Unterbrochen wird dieser Sog ins Hinfällige nur von der grell und lärmend einfallenden König-Marke-Welt mit ihren im Vergleich fast unerträglich gesunden Märschen, Fanfaren und banalen Strophenliedern. Barenboim dirigiert an diesem Abend also auf grandiose Weise eine Musik, die zum Tode verführen möchte. Und dies, nicht der Sex, der nicht stattfindet, ist das eigentliche Skandalon des «Tristan»: das «Furchtbare», das Wagner an ihm wahrnahm und das ihn glauben liess, gute Aufführungen müssten die Zuhörer «verrückt machen». Und genau das hat Tcherniakov inszeniert: einen ganz und gar symbiose- und todessüchtigen Tristan, dem Isolde nur Mittel zum Zweck ist.

Andreas Schager, der seinen kraftvollen Tenor zugunsten eines vielschichtigen Rollenporträts wunderbar zu modellieren weiss, spielt zunächst einen manipulatorischen Frauenverführer, wie Wagner wohl einer war. Wie er die von Anfang an als innerlich haltlos gezeichnete Isolde in der niedersinkenden Liebesnacht ohne jede Berührung nur durch Hypnose auf sich beziehungsweise auf das Sterben-Wollen einschwört, das hat etwas von einem halbseidenen Zauberkünstler.
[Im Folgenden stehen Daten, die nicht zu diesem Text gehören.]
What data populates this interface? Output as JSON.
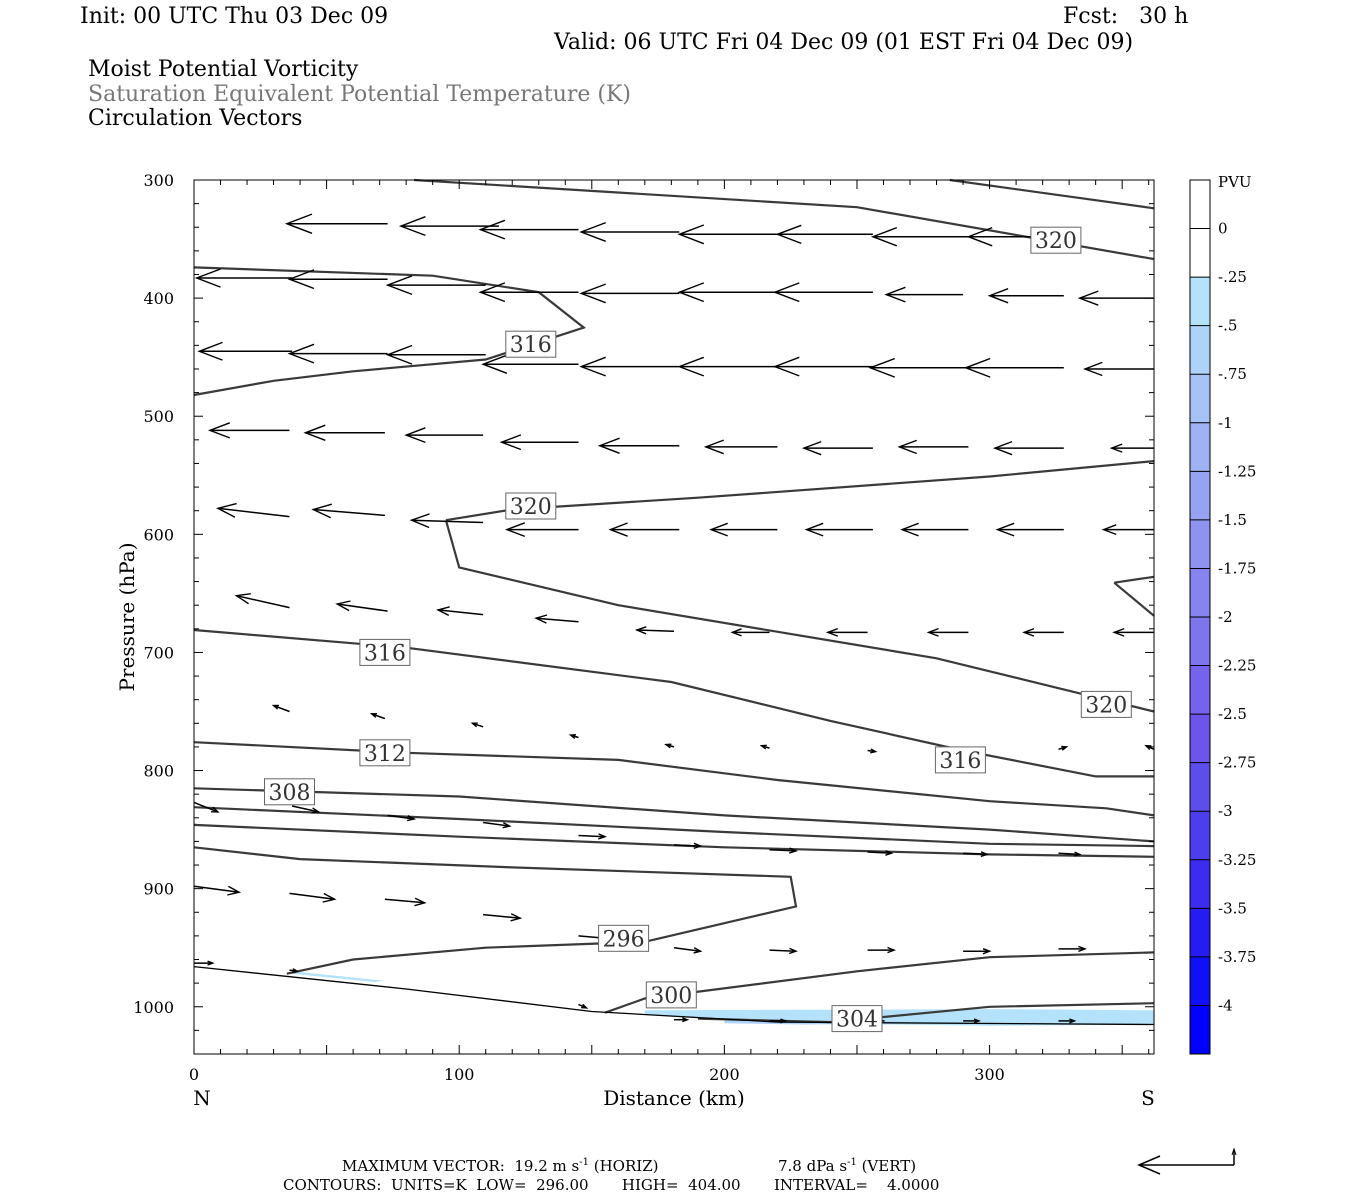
{
  "header": {
    "init": "Init: 00 UTC Thu 03 Dec 09",
    "fcst": "Fcst:   30 h",
    "valid": "Valid: 06 UTC Fri 04 Dec 09 (01 EST Fri 04 Dec 09)",
    "field1": "Moist Potential Vorticity",
    "field2": "Saturation Equivalent Potential Temperature (K)",
    "field3": "Circulation Vectors"
  },
  "footer": {
    "max_prefix": "MAXIMUM VECTOR:  19.2 m s",
    "max_horiz": " (HORIZ)",
    "max_vert_prefix": "7.8 dPa s",
    "max_vert": " (VERT)",
    "exp": "-1",
    "contours": "CONTOURS:  UNITS=K  LOW=  296.00       HIGH=  404.00       INTERVAL=    4.0000"
  },
  "chart_data": {
    "type": "cross-section",
    "xlabel": "Distance (km)",
    "ylabel": "Pressure (hPa)",
    "xlim": [
      0,
      362
    ],
    "ylim": [
      1040,
      300
    ],
    "x_ticks": [
      0,
      100,
      200,
      300
    ],
    "y_ticks": [
      300,
      400,
      500,
      600,
      700,
      800,
      900,
      1000
    ],
    "end_labels": {
      "left": "N",
      "right": "S"
    },
    "colorbar": {
      "title": "PVU",
      "levels": [
        "0",
        "-.25",
        "-.5",
        "-.75",
        "-1",
        "-1.25",
        "-1.5",
        "-1.75",
        "-2",
        "-2.25",
        "-2.5",
        "-2.75",
        "-3",
        "-3.25",
        "-3.5",
        "-3.75",
        "-4"
      ],
      "colors": [
        "#ffffff",
        "#ffffff",
        "#b4e2fa",
        "#aed2f8",
        "#a6c2f6",
        "#9eb2f4",
        "#96a3f2",
        "#8e93f0",
        "#8684ef",
        "#7e74ed",
        "#7564eb",
        "#6d55e9",
        "#5d4dea",
        "#4c3ded",
        "#3a2cf0",
        "#271bf4",
        "#1010f8",
        "#0000ff"
      ]
    },
    "contour_labels": [
      {
        "text": "320",
        "x": 325,
        "y": 351
      },
      {
        "text": "316",
        "x": 127,
        "y": 439
      },
      {
        "text": "320",
        "x": 127,
        "y": 576
      },
      {
        "text": "316",
        "x": 72,
        "y": 700
      },
      {
        "text": "320",
        "x": 344,
        "y": 744
      },
      {
        "text": "312",
        "x": 72,
        "y": 785
      },
      {
        "text": "316",
        "x": 289,
        "y": 791
      },
      {
        "text": "308",
        "x": 36,
        "y": 818
      },
      {
        "text": "296",
        "x": 162,
        "y": 942
      },
      {
        "text": "300",
        "x": 180,
        "y": 990
      },
      {
        "text": "304",
        "x": 250,
        "y": 1010
      }
    ],
    "contours": [
      {
        "points": [
          [
            83,
            300
          ],
          [
            250,
            323
          ],
          [
            362,
            367
          ]
        ]
      },
      {
        "points": [
          [
            285,
            300
          ],
          [
            362,
            324
          ]
        ]
      },
      {
        "points": [
          [
            0,
            374
          ],
          [
            90,
            381
          ],
          [
            130,
            395
          ],
          [
            147,
            425
          ],
          [
            110,
            452
          ],
          [
            60,
            462
          ],
          [
            30,
            470
          ],
          [
            0,
            482
          ]
        ]
      },
      {
        "points": [
          [
            95,
            588
          ],
          [
            120,
            579
          ],
          [
            190,
            569
          ],
          [
            300,
            551
          ],
          [
            362,
            538
          ]
        ]
      },
      {
        "points": [
          [
            95,
            588
          ],
          [
            100,
            628
          ],
          [
            160,
            660
          ],
          [
            280,
            705
          ],
          [
            340,
            738
          ],
          [
            362,
            750
          ]
        ]
      },
      {
        "points": [
          [
            347,
            641
          ],
          [
            362,
            636
          ]
        ]
      },
      {
        "points": [
          [
            347,
            641
          ],
          [
            362,
            669
          ]
        ]
      },
      {
        "points": [
          [
            0,
            681
          ],
          [
            80,
            696
          ],
          [
            180,
            725
          ],
          [
            240,
            758
          ],
          [
            290,
            783
          ],
          [
            340,
            805
          ],
          [
            362,
            805
          ]
        ]
      },
      {
        "points": [
          [
            0,
            776
          ],
          [
            80,
            785
          ],
          [
            160,
            791
          ],
          [
            220,
            808
          ],
          [
            300,
            826
          ],
          [
            344,
            832
          ],
          [
            362,
            838
          ]
        ]
      },
      {
        "points": [
          [
            0,
            815
          ],
          [
            100,
            822
          ],
          [
            200,
            838
          ],
          [
            300,
            850
          ],
          [
            362,
            860
          ]
        ]
      },
      {
        "points": [
          [
            0,
            831
          ],
          [
            100,
            841
          ],
          [
            200,
            852
          ],
          [
            300,
            862
          ],
          [
            362,
            864
          ]
        ]
      },
      {
        "points": [
          [
            0,
            846
          ],
          [
            100,
            856
          ],
          [
            200,
            865
          ],
          [
            300,
            871
          ],
          [
            362,
            873
          ]
        ]
      },
      {
        "points": [
          [
            0,
            865
          ],
          [
            40,
            875
          ],
          [
            120,
            882
          ],
          [
            225,
            890
          ],
          [
            227,
            915
          ],
          [
            170,
            945
          ],
          [
            110,
            950
          ],
          [
            60,
            960
          ],
          [
            35,
            972
          ]
        ]
      },
      {
        "points": [
          [
            155,
            1005
          ],
          [
            170,
            993
          ],
          [
            250,
            970
          ],
          [
            300,
            958
          ],
          [
            362,
            954
          ]
        ]
      },
      {
        "points": [
          [
            190,
            1010
          ],
          [
            240,
            1013
          ],
          [
            300,
            1000
          ],
          [
            362,
            997
          ]
        ]
      }
    ],
    "ground": [
      [
        0,
        966
      ],
      [
        80,
        985
      ],
      [
        150,
        1004
      ],
      [
        220,
        1013
      ],
      [
        362,
        1015
      ]
    ],
    "shaded": [
      {
        "color": "#b4e2fa",
        "points": [
          [
            170,
            1003
          ],
          [
            300,
            1002
          ],
          [
            362,
            1003
          ],
          [
            362,
            1015
          ],
          [
            300,
            1016
          ],
          [
            220,
            1014
          ],
          [
            170,
            1007
          ]
        ]
      },
      {
        "color": "#aed2f8",
        "points": [
          [
            200,
            1011
          ],
          [
            260,
            1012
          ],
          [
            280,
            1014
          ],
          [
            230,
            1015
          ],
          [
            200,
            1014
          ]
        ]
      },
      {
        "color": "#b4e2fa",
        "points": [
          [
            37,
            970
          ],
          [
            72,
            978
          ],
          [
            68,
            979
          ],
          [
            37,
            972
          ]
        ]
      }
    ],
    "vectors": [
      {
        "x": 73,
        "y": 337,
        "u": -38,
        "v": 0
      },
      {
        "x": 115,
        "y": 339,
        "u": -37,
        "v": 0
      },
      {
        "x": 145,
        "y": 342,
        "u": -37,
        "v": 0
      },
      {
        "x": 183,
        "y": 344,
        "u": -37,
        "v": 0
      },
      {
        "x": 220,
        "y": 346,
        "u": -37,
        "v": 0
      },
      {
        "x": 256,
        "y": 346,
        "u": -36,
        "v": 0
      },
      {
        "x": 292,
        "y": 348,
        "u": -36,
        "v": 0
      },
      {
        "x": 328,
        "y": 348,
        "u": -36,
        "v": 0
      },
      {
        "x": 37,
        "y": 383,
        "u": -36,
        "v": 0
      },
      {
        "x": 73,
        "y": 384,
        "u": -37,
        "v": 0
      },
      {
        "x": 110,
        "y": 389,
        "u": -37,
        "v": 0
      },
      {
        "x": 145,
        "y": 395,
        "u": -37,
        "v": 0
      },
      {
        "x": 183,
        "y": 396,
        "u": -37,
        "v": 0
      },
      {
        "x": 220,
        "y": 395,
        "u": -37,
        "v": 0
      },
      {
        "x": 256,
        "y": 395,
        "u": -37,
        "v": 0
      },
      {
        "x": 290,
        "y": 397,
        "u": -29,
        "v": 0
      },
      {
        "x": 328,
        "y": 398,
        "u": -28,
        "v": 0
      },
      {
        "x": 362,
        "y": 400,
        "u": -28,
        "v": 0
      },
      {
        "x": 37,
        "y": 445,
        "u": -35,
        "v": 0
      },
      {
        "x": 73,
        "y": 447,
        "u": -37,
        "v": 0
      },
      {
        "x": 110,
        "y": 448,
        "u": -37,
        "v": 0
      },
      {
        "x": 145,
        "y": 456,
        "u": -36,
        "v": 0
      },
      {
        "x": 183,
        "y": 458,
        "u": -37,
        "v": 0
      },
      {
        "x": 220,
        "y": 458,
        "u": -37,
        "v": 0
      },
      {
        "x": 256,
        "y": 458,
        "u": -37,
        "v": 0
      },
      {
        "x": 292,
        "y": 459,
        "u": -37,
        "v": 0
      },
      {
        "x": 328,
        "y": 459,
        "u": -37,
        "v": 0
      },
      {
        "x": 362,
        "y": 460,
        "u": -26,
        "v": 0
      },
      {
        "x": 36,
        "y": 512,
        "u": -30,
        "v": 0
      },
      {
        "x": 72,
        "y": 514,
        "u": -30,
        "v": 0
      },
      {
        "x": 109,
        "y": 516,
        "u": -29,
        "v": 0
      },
      {
        "x": 145,
        "y": 522,
        "u": -29,
        "v": 0
      },
      {
        "x": 183,
        "y": 525,
        "u": -30,
        "v": 0
      },
      {
        "x": 220,
        "y": 526,
        "u": -27,
        "v": 0
      },
      {
        "x": 256,
        "y": 527,
        "u": -26,
        "v": 0
      },
      {
        "x": 292,
        "y": 526,
        "u": -26,
        "v": 0
      },
      {
        "x": 328,
        "y": 527,
        "u": -26,
        "v": 0
      },
      {
        "x": 362,
        "y": 527,
        "u": -16,
        "v": 0
      },
      {
        "x": 36,
        "y": 585,
        "u": -27,
        "v": -7
      },
      {
        "x": 72,
        "y": 584,
        "u": -27,
        "v": -5
      },
      {
        "x": 109,
        "y": 590,
        "u": -27,
        "v": -2
      },
      {
        "x": 145,
        "y": 596,
        "u": -27,
        "v": 0
      },
      {
        "x": 183,
        "y": 596,
        "u": -26,
        "v": 0
      },
      {
        "x": 220,
        "y": 596,
        "u": -25,
        "v": 0
      },
      {
        "x": 256,
        "y": 596,
        "u": -25,
        "v": 0
      },
      {
        "x": 292,
        "y": 596,
        "u": -25,
        "v": 0
      },
      {
        "x": 328,
        "y": 596,
        "u": -25,
        "v": 0
      },
      {
        "x": 362,
        "y": 596,
        "u": -19,
        "v": 0
      },
      {
        "x": 36,
        "y": 662,
        "u": -20,
        "v": -10
      },
      {
        "x": 73,
        "y": 665,
        "u": -19,
        "v": -6
      },
      {
        "x": 109,
        "y": 668,
        "u": -17,
        "v": -4
      },
      {
        "x": 145,
        "y": 674,
        "u": -16,
        "v": -3
      },
      {
        "x": 181,
        "y": 682,
        "u": -14,
        "v": -1
      },
      {
        "x": 217,
        "y": 683,
        "u": -14,
        "v": 0
      },
      {
        "x": 254,
        "y": 683,
        "u": -15,
        "v": 0
      },
      {
        "x": 292,
        "y": 683,
        "u": -15,
        "v": 0
      },
      {
        "x": 328,
        "y": 683,
        "u": -15,
        "v": 0
      },
      {
        "x": 362,
        "y": 683,
        "u": -15,
        "v": 0
      },
      {
        "x": 36,
        "y": 750,
        "u": -6,
        "v": -5
      },
      {
        "x": 72,
        "y": 756,
        "u": -5,
        "v": -4
      },
      {
        "x": 109,
        "y": 763,
        "u": -4,
        "v": -3
      },
      {
        "x": 145,
        "y": 772,
        "u": -3,
        "v": -2
      },
      {
        "x": 181,
        "y": 780,
        "u": -3,
        "v": -2
      },
      {
        "x": 217,
        "y": 781,
        "u": -3,
        "v": -2
      },
      {
        "x": 254,
        "y": 783,
        "u": 3,
        "v": 1
      },
      {
        "x": 290,
        "y": 783,
        "u": 3,
        "v": -1
      },
      {
        "x": 326,
        "y": 782,
        "u": 3,
        "v": -2
      },
      {
        "x": 362,
        "y": 782,
        "u": -3,
        "v": -3
      },
      {
        "x": 0,
        "y": 827,
        "u": 9,
        "v": 8
      },
      {
        "x": 37,
        "y": 830,
        "u": 10,
        "v": 5
      },
      {
        "x": 73,
        "y": 838,
        "u": 10,
        "v": 3
      },
      {
        "x": 109,
        "y": 844,
        "u": 10,
        "v": 3
      },
      {
        "x": 145,
        "y": 855,
        "u": 10,
        "v": 1
      },
      {
        "x": 181,
        "y": 863,
        "u": 10,
        "v": 1
      },
      {
        "x": 217,
        "y": 867,
        "u": 10,
        "v": 1
      },
      {
        "x": 254,
        "y": 869,
        "u": 9,
        "v": 1
      },
      {
        "x": 290,
        "y": 870,
        "u": 9,
        "v": 1
      },
      {
        "x": 326,
        "y": 870,
        "u": 8,
        "v": 1
      },
      {
        "x": 0,
        "y": 898,
        "u": 17,
        "v": 5
      },
      {
        "x": 36,
        "y": 904,
        "u": 17,
        "v": 5
      },
      {
        "x": 72,
        "y": 909,
        "u": 15,
        "v": 3
      },
      {
        "x": 109,
        "y": 922,
        "u": 14,
        "v": 3
      },
      {
        "x": 145,
        "y": 940,
        "u": 15,
        "v": 3
      },
      {
        "x": 181,
        "y": 950,
        "u": 10,
        "v": 3
      },
      {
        "x": 217,
        "y": 952,
        "u": 10,
        "v": 1
      },
      {
        "x": 254,
        "y": 952,
        "u": 10,
        "v": 0
      },
      {
        "x": 290,
        "y": 953,
        "u": 10,
        "v": 0
      },
      {
        "x": 326,
        "y": 951,
        "u": 10,
        "v": 0
      },
      {
        "x": 0,
        "y": 963,
        "u": 7,
        "v": 0
      },
      {
        "x": 36,
        "y": 969,
        "u": 3,
        "v": 1
      },
      {
        "x": 145,
        "y": 998,
        "u": 3,
        "v": 3
      },
      {
        "x": 181,
        "y": 1011,
        "u": 5,
        "v": 0
      },
      {
        "x": 217,
        "y": 1012,
        "u": 6,
        "v": 0
      },
      {
        "x": 254,
        "y": 1012,
        "u": 6,
        "v": 0
      },
      {
        "x": 290,
        "y": 1012,
        "u": 6,
        "v": 0
      },
      {
        "x": 326,
        "y": 1012,
        "u": 6,
        "v": 0
      }
    ]
  }
}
Anja Kampe wirft sich als Isolde mit jugendlich-heroischer Emphase in die Partie, spielt und singt mit umwerfendem Furor und leuchtenden Spitzentönen eine unentwegt ausser sich stehende, sich nach Erdung sehnende und latent medikamentsüchtige Frau. Beide singen vorbildlich textverständlich, wie auch die übrigen Sänger des fabelhaft besetzten Ensembles mit Boaz Daniel als prolligem, aber tonschön singendem Kurwenal, Ekaterina Gubanova als dramatischer Brangäne, Stephan Rügamer als Melot und Stephen Milling als einem – trotz Erkältung – anrührend klagenden König Marke.

Traum und Trauma

Drei sehr heutige Räume hat Tcherniakov als sein eigener Bühnenbildner für die drei Aufzüge entworfen: die holzvertäfelte Kabine eines Oligarchen-Dampfers für den ersten Akt, einen protzenden Jagdsalon für den zweiten und ein grosses Zimmer in einer städtischen Altbauwohnung als jenen Ort der Kindheit, an den der verwundete Tristan im letzten Akt zurückkehrt. Diesen Kindheitsraum hat Tcherniakov aus seiner sonst ganz anders gelagerten Inszenierung von 2005 am Petersburger Mariinsky-Theater quasi herbeizitiert.

Alle psychischen Dämme sind dann gebrochen, alle blasierten Allüren sind dahin, und kein fauler Zauber namens Persönlichkeit kann der nackten Seele mehr Schutz bieten. Der psychotische Tristan wird von den Szenen seiner Kindheit überflutet: der Verlust des Vaters, der Tod der Mutter bei der eigenen Geburt. Vater und Mutter tauchen nun als Fiebervisionen Tristans wieder auf, nachgestellt von zwei Schauspielern. Wenn Isolde eintrifft, liegt Tristan schon tot am Boden. Das Gemetzel zwischen Melot und Kurwenal nach König Markes Ankunft findet auf vollständig dunkler Bühne statt. Isolde singt ihren verklärenden Schlussmonolog in Tristans Hemd gehüllt, zieht sich dann an seine Seite in die Schlafnische des Zimmers zurück – und zieht den Vorhang zu. Jubel, aber auch Buhrufe für einen «Tristan», der sich traumtief in die Erinnerung eingraben wird.